The Slack Connect feature lets users invite anyone to try the product. This creates a viral loop of users inviting more users to experience value from the product.

Free: You need to move past the one-size-fits-all approach to create an effective onboarding.

Having more information about your customers and their goals helps you tailor the experience for example, based on the user’s role (admin, manager, individual contributor).

Typeform does a great job of finding out about the user and their use cases with a series of short questions to tailor their product experience.

Example of a Typeform page and question with multiple answers

Usage: An amazing onboarding experience or an invitation from a coworker led the user to start using your product. Being fairly new to the product, at this stage, they need to see some value quickly to continue engaging with the product.

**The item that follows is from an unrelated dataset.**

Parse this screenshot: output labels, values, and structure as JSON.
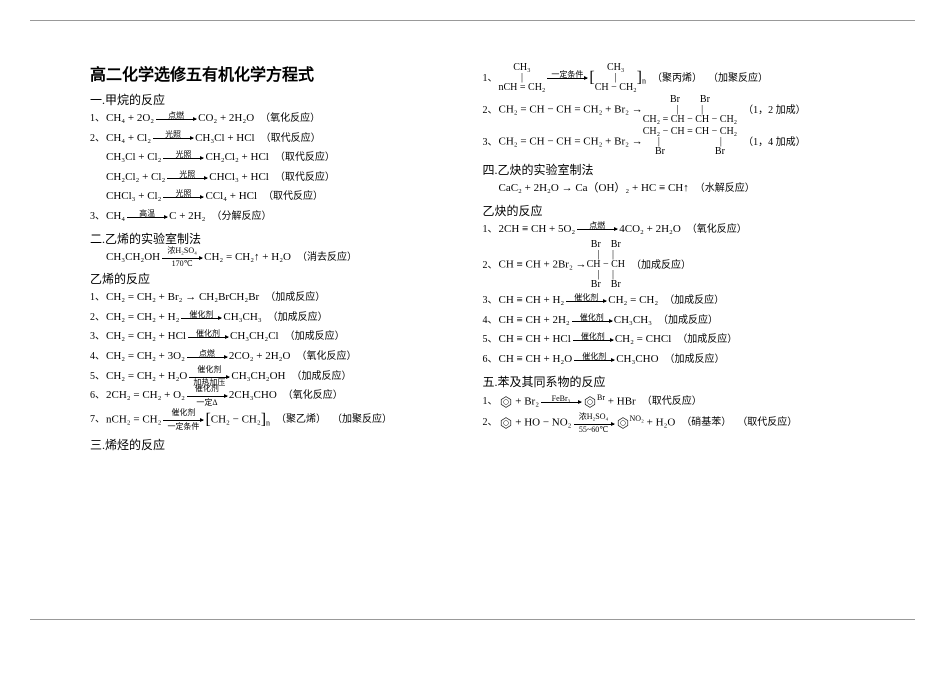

Measure and take steps to improve product engagement at this stage. Like triggering campaigns celebrating the user’s first milestone and following up with the next best steps in the product.

At Inflection, we love celebrating campaign launches with our customers.

Inflection first campaign congrats

You can also build shareability into campaigns to simplify sharing the users’ achievements with the world. This gets the word of mouth about your product going.

Adoption: After the initial wins and aha! moments, users and customers are trying to do more with the product. They want to test the product for specific use cases.

You have their interest piqued by the newly added or unlocked features. Provide access to help documentation and support in using these features. Reactivate dormant users with the announcements of what they are missing out on.

A recap of product usage and the value metrics hyper-personalized to the user will definitely show the value than tell. Earn customer loyalty, boost product usage, and mobilize them to the next stage.

Stack Moxie runs their Weekly Metrics campaigns to do exactly this and their customers are loving it!

LinkedIn post

Retention: Customers at this stage are sticky users already. Show them the benefits of your paid and advanced features. Automate triggered campaigns based on product activity and simplify upgrading to a paid account.

Smartsheet is a great example of this. Their email reminds users of the free trial expiry and lists the steps to upgrade.

Set up internal alerts for product-qualified leads (PQLs) and product-qualified accounts (PQAs) to notify Sales of attempts to cross a usage/seat threshold or to access a feature behind the paywall. The sales team can reach out to high-value accounts armed with intelligence on their product usage.

Expansion: Recognize your power users a.k.a your best product advocates. Include them in your product roadmap and in creating more helpful content. They are your success story for the next beginner user.

Expand your revenue and users from existing accounts. Automate your campaigns with direct links to upgrade or rope in your Success team for cross-selling and upselling opportunities. Use the internal alerts to notify the Success team of PQLs and PQAs to reach out to, armed with the users’ product activity summary.

Dropbox nudges their users to experience the benefits of a team account and sweetens the pot with a free trial.

At each stage, take measures that aid conversion and the user’s progress to the next stage. And, the product-led growth loop goes on to pick up momentum.

In summary

Growth loops are ideal frameworks to grow fast and exponentially. PLG companies leverage the product as their primary channel to accelerate growth at each stage of their customer lifecycle.

Building high-performing product-led growth loops require cross-functional collaboration unlike the siloed stages of a funnel approach. And, optimizing it to achieve self-sustainable momentum accelerates product engagement and compounds growth.

Anybody who is a fan of growth at scale at a faster pace needs to employ a growth loop strategy.